Shanghai Metals Market (SMM) also mentioned its outlook on the lithium market at the 2026 (11th) New Energy Industry Expo hosted in April. According to SMM analysis, the global lithium market was in oversupply from 2023 to 2025, with marginal growth rates in the power and energy storage markets slowing down. The concentrated release of lithium resources led to a shift to oversupply, dragging lithium prices down continuously. Looking ahead to 2026-2030, as the battery capacity per electric vehicle continues to increase, demand in sectors like commercial vehicles and heavy trucks gradually releases, and the domestic and overseas energy storage markets explode, the long development cycle for lithium resources is expected to lead to a continuously tightening supply-demand balance, with the price floor support significantly moving upward.

At the operational level, Wang Xiaoshen, Vice Chairman and President of Ganfeng Lithium, introduced that lithium salt prices in 2025 were characterized by "initial decline followed by recovery, with quarterly differentiation." Through strategic upgrades, organizational restructuring, and flexible business strategies, the company stabilized its core business fundamentals. In 2025, the company completed the mining rights transfer for the Goulamina project in Mali, producing 336,600 tons of lithium spodumene concentrate; the Mariana lithium salt lake project successfully commenced production and gradually released capacity; and Phase I of the Cauchari-Olaroz project progressed smoothly with continuously declining costs. In the energy storage business, the company extended into areas such as commercial & industrial storage and independent shared storage, incubating energy storage companies like "E-Store" and "H-Store," and participated in dozens of large-scale energy storage power station projects. Among these, the largest single grid-forming energy storage station in China—the Inner Mongolia Arun Banner Grid-forming Energy Storage Station—has been successfully commissioned, and cooperation was established with Électricité de France (EDF).

Regarding solid-state batteries, Ganfeng Lithium's commercialization process accelerated in 2025. High-energy-density, high-power batteries for electric vertical take-off and landing (eVTOL) aircraft were deployed on the Aerofugia AE200-100 model, completing the first phase of manned test flights and achieving a first-mover advantage in the low-altitude economy sector.

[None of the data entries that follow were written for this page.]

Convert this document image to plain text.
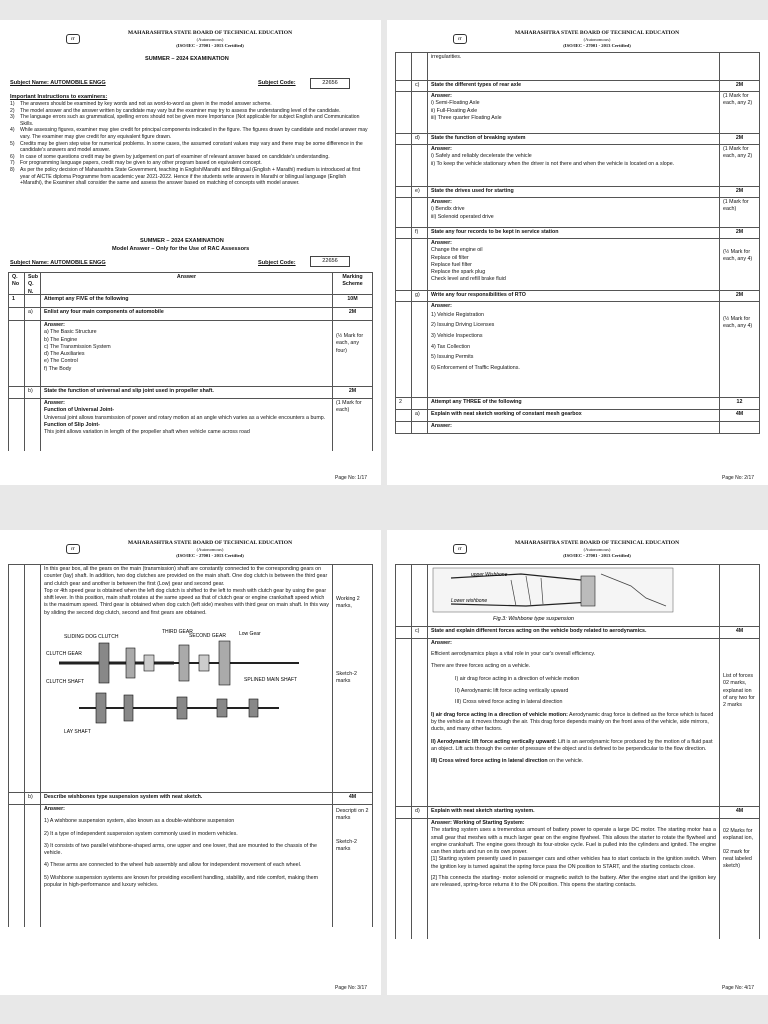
IT
MAHARASHTRA STATE BOARD OF TECHNICAL EDUCATION
(Autonomous)
(ISO/IEC - 27001 - 2013 Certified)
SUMMER – 2024 EXAMINATION
Subject Name: AUTOMOBILE ENGG	Subject Code:	22656
Important Instructions to examiners:
1)	The answers should be examined by key words and not as word-to-word as given in the model answer scheme.
2)	The model answer and the answer written by candidate may vary but the examiner may try to assess the understanding level of the candidate.
3)	The language errors such as grammatical, spelling errors should not be given more Importance (Not applicable for subject English and Communication Skills.
4)	While assessing figures, examiner may give credit for principal components indicated in the figure. The figures drawn by candidate and model answer may vary. The examiner may give credit for any equivalent figure drawn.
5)	Credits may be given step wise for numerical problems. In some cases, the assumed constant values may vary and there may be some difference in the candidate's answers and model answer.
6)	In case of some questions credit may be given by judgement on part of examiner of relevant answer based on candidate's understanding.
7)	For programming language papers, credit may be given to any other program based on equivalent concept.
8)	As per the policy decision of Maharashtra State Government, teaching in English/Marathi and Bilingual (English + Marathi) medium is introduced at first year of AICTE diploma Programme from academic year 2021-2022. Hence if the students write answers in Marathi or bilingual language (English +Marathi), the Examiner shall consider the same and assess the answer based on matching of concepts with model answer.
SUMMER – 2024 EXAMINATION
Model Answer – Only for the Use of RAC Assessors
Subject Name: AUTOMOBILE ENGG	Subject Code:	22656
Q. No
Sub Q. N.
Answer	Marking Scheme
1	Attempt any FIVE of the following	10M
a)	Enlist any four main components of automobile	2M
Answer:
a) The Basic Structure
b) The Engine
c) The Transmission System
d) The Auxiliaries
e) The Control
f) The Body
(½ Mark for each, any four)
b)	State the function of universal and slip joint used in propeller shaft.	2M
Answer:
Function of Universal Joint-
Universal joint allows transmission of power and rotary motion at an angle which varies as a vehicle encounters a bump.
Function of Slip Joint-
This joint allows variation in length of the propeller shaft when vehicle came across road
(1 Mark for each)
Page No: 1/17
IT
MAHARASHTRA STATE BOARD OF TECHNICAL EDUCATION
(Autonomous)
(ISO/IEC - 27001 - 2013 Certified)
irregularities.
c)	State the different types of rear axle	2M
Answer:
i) Semi-Floating Axle
ii) Full-Floating Axle
iii) Three quarter Floating Axle
(1 Mark for each, any 2)
d)	State the function of breaking system	2M
Answer:
i) Safely and reliably decelerate the vehicle
ii) To keep the vehicle stationary when the driver is not there and when the vehicle is located on a slope.
(1 Mark for each, any 2)
e)	State the drives used for starting	2M
Answer:
i) Bendix drive
iii) Solenoid operated drive
(1 Mark for each)
f)	State any four records to be kept in service station	2M
Answer:
Change the engine oil
Replace oil filter
Replace fuel filter
Replace the spark plug
Check level and refill brake fluid
(½ Mark for each, any 4)
g)	Write any four responsibilities of RTO	2M
Answer:
1) Vehicle Registration
2) Issuing Driving Licenses
3) Vehicle Inspections
4) Tax Collection
5) Issuing Permits
6) Enforcement of Traffic Regulations.
(½ Mark for each, any 4)
2	Attempt any THREE of the following	12
a)	Explain with neat sketch working of constant mesh gearbox	4M
Answer:
Page No: 2/17
IT
MAHARASHTRA STATE BOARD OF TECHNICAL EDUCATION
(Autonomous)
(ISO/IEC - 27001 - 2013 Certified)
In this gear box, all the gears on the main (transmission) shaft are constantly connected to the corresponding gears on counter (lay) shaft. In addition, two dog clutches are provided on the main shaft. One dog clutch is between the third gear and clutch gear and another is between the first (Low) gear and second gear.
Top or 4th speed gear is obtained when the left dog clutch is shifted to the left to mesh with clutch gear by using the gear shift lever. In this position, main shaft rotates at the same speed as that of clutch gear or engine crankshaft speed which is the maximum speed. Third gear is obtained when dog cutch (left side) meshes with third gear on main shaft. In this way by sliding the second dog clutch, second and first gears are obtained.
THIRD GEAR
SECOND GEAR
SLIDING DOG CLUTCH
CLUTCH GEAR
CLUTCH SHAFT	SPLINED MAIN SHAFT
LAY SHAFT
Low Gear
Working 2 marks,
Sketch-2 marks
b)	Describe wishbones type suspension system with neat sketch.	4M
Answer:
1) A wishbone suspension system, also known as a double-wishbone suspension
2) It a type of independent suspension system commonly used in modern vehicles.
3) It consists of two parallel wishbone-shaped arms, one upper and one lower, that are mounted to the chassis of the vehicle.
4) These arms are connected to the wheel hub assembly and allow for independent movement of each wheel.
5) Wishbone suspension systems are known for providing excellent handling, stability, and ride comfort, making them popular in high-performance and luxury vehicles.
Descripti on 2 marks
Sketch-2 marks
Page No: 3/17
IT
MAHARASHTRA STATE BOARD OF TECHNICAL EDUCATION
(Autonomous)
(ISO/IEC - 27001 - 2013 Certified)
upper Wishbone
Lower wishbone
Fig.3: Wishbone type suspension
c)	State and explain different forces acting on the vehicle body related to aerodynamics.	4M
Answer:
Efficient aerodynamics plays a vital role in your car's overall efficiency.
There are three forces acting on a vehicle.
I) air drag force acting in a direction of vehicle motion
II) Aerodynamic lift force acting vertically upward
III) Cross wired force acting in lateral direction
I) air drag force acting in a direction of vehicle motion: Aerodynamic drag force is defined as the force which is faced by the vehicle as it moves through the air. This drag force depends mainly on the front area of the vehicle, side mirrors, ducts, and many other factors.
II) Aerodynamic lift force acting vertically upward: Lift is an aerodynamic force produced by the motion of a fluid past an object. Lift acts through the center of pressure of the object and is defined to be perpendicular to the flow direction.
III) Cross wired force acting in lateral direction on the vehicle.
List of forces 02 marks, explanat ion of any two for 2 marks
d)	Explain with neat sketch starting system.	4M
Answer: Working of Starting System:
The starting system uses a tremendous amount of battery power to operate a large DC motor. The starting motor has a small gear that meshes with a much larger gear on the engine flywheel. This allows the starter to rotate the flywheel and engine crankshaft. The engine goes through its four-stroke cycle. Fuel is pulled into the cylinders and ignited. The engine can then starts and run on its own power.
[1] Starting system presently used in passenger cars and other vehicles has to start contacts in the ignition switch. When the ignition key is turned against the spring force pass the ON position to START, and the starting contacts close.
[2] This connects the starting- motor solenoid or magnetic switch to the battery. After the engine start and the ignition key are released, spring-force returns it to the ON position. This opens the starting contacts.
02 Marks for explanat ion,
02 mark for neat labeled sketch)
Page No: 4/17
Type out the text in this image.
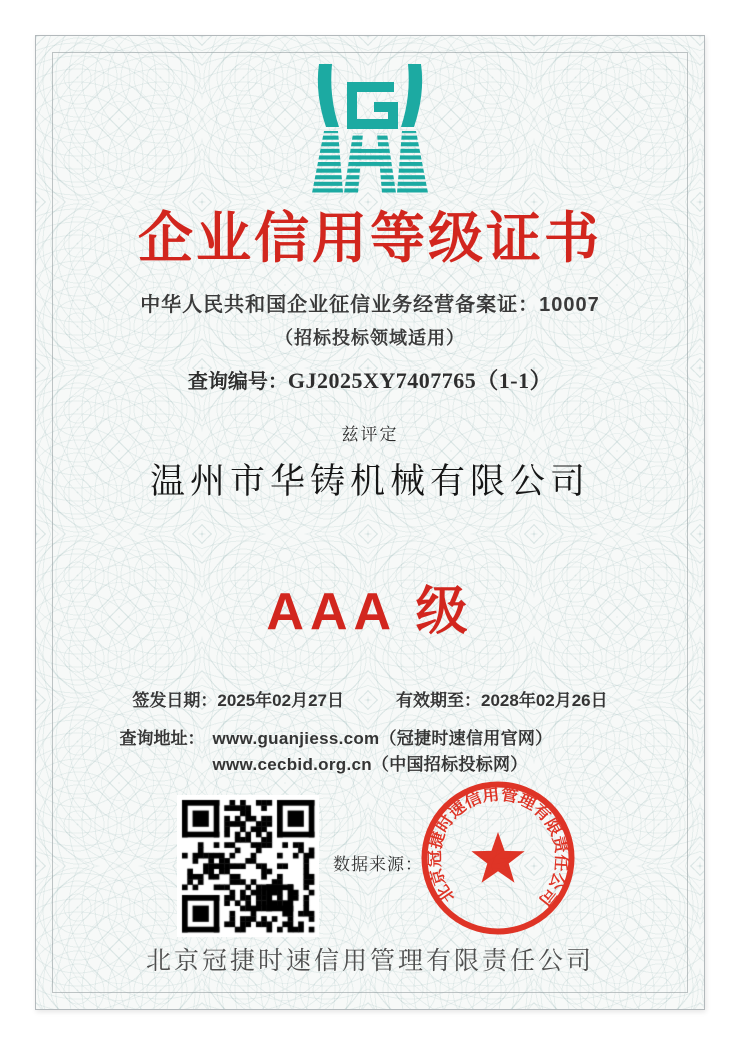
企业信用等级证书
中华人民共和国企业征信业务经营备案证：10007
（招标投标领域适用）
查询编号：GJ2025XY7407765（1-1）
兹评定
温州市华铸机械有限公司
AAA 级
签发日期：2025年02月27日	有效期至：2028年02月26日
查询地址： www.guanjiess.com（冠捷时速信用官网）
www.cecbid.org.cn（中国招标投标网）
数据来源：
北京冠捷时速信用管理有限责任公司
北京冠捷时速信用管理有限责任公司
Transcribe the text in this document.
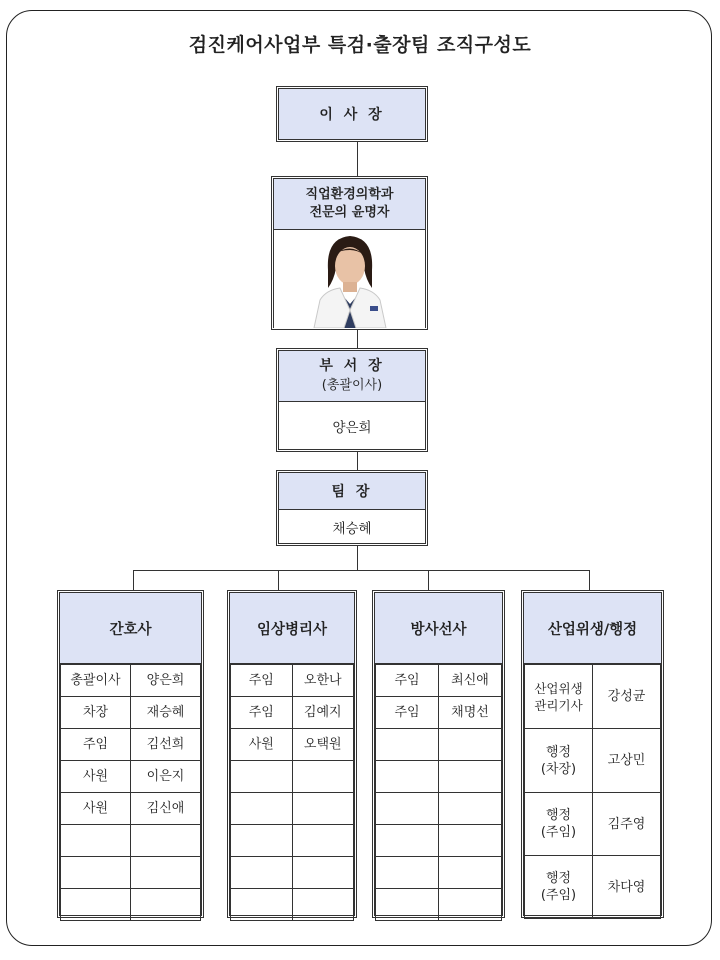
검진케어사업부 특검·출장팀 조직구성도
이 사 장
직업환경의학과
전문의 윤명자
부 서 장
(총괄이사)
양은희
팀 장
채승혜
간호사
총괄이사	양은희
차장	재승혜
주임	김선희
사원	이은지
사원	김신애

임상병리사
주임	오한나
주임	김예지
사원	오택원

방사선사
주임	최신애
주임	채명선

산업위생/행정
산업위생
관리기사	강성균
행정
(차장)	고상민
행정
(주임)	김주영
행정
(주임)	차다영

The company's high-performance cell battery systems cover a capacity range from 10kWh to 1000kWh, suitable for wide application in commercial vehicle models such as heavy trucks, mining trucks, light trucks, light buses, public buses, and sanitation vehicles. In battery recycling, the company established standardized recycling stations in 8 major cities, and the "2+8" project commenced production, achieving efficient full-component recovery of used lithium iron phosphate batteries. In 2025, the company purchased 272 million kWh of green electricity, equivalent to reducing approximately 144,500 tons of carbon dioxide emissions. The company is currently advancing two solid-state battery technology routes simultaneously: silicon-based anodes and lithium metal anodes. The second-generation solid-liquid hybrid battery uses metallic lithium as the anode; the 400Wh/kg battery cycle life has exceeded 1,100 cycles and completed engineering verification. The world's first 500Wh/kg-class 10Ah product has achieved small-batch production. The silicon-based anode route is also progressing simultaneously, achieving a gradient layout of products from 320 to 480Wh/kg, among which the 320Wh/kg cell cycle life has exceeded 1,000 cycles.

In response to questions regarding lithium concentrate and lithium salt inventory, Tianqi Lithium stated that as of now, the company's lithium concentrate and lithium salt inventories are at reasonable levels. The lithium concentrate inventory is sufficient to meet the daily production needs of its own lithium salt processing plants, and the cost of chemical-grade lithium concentrate used at various lithium chemical product production bases is basically close to the latest purchase price.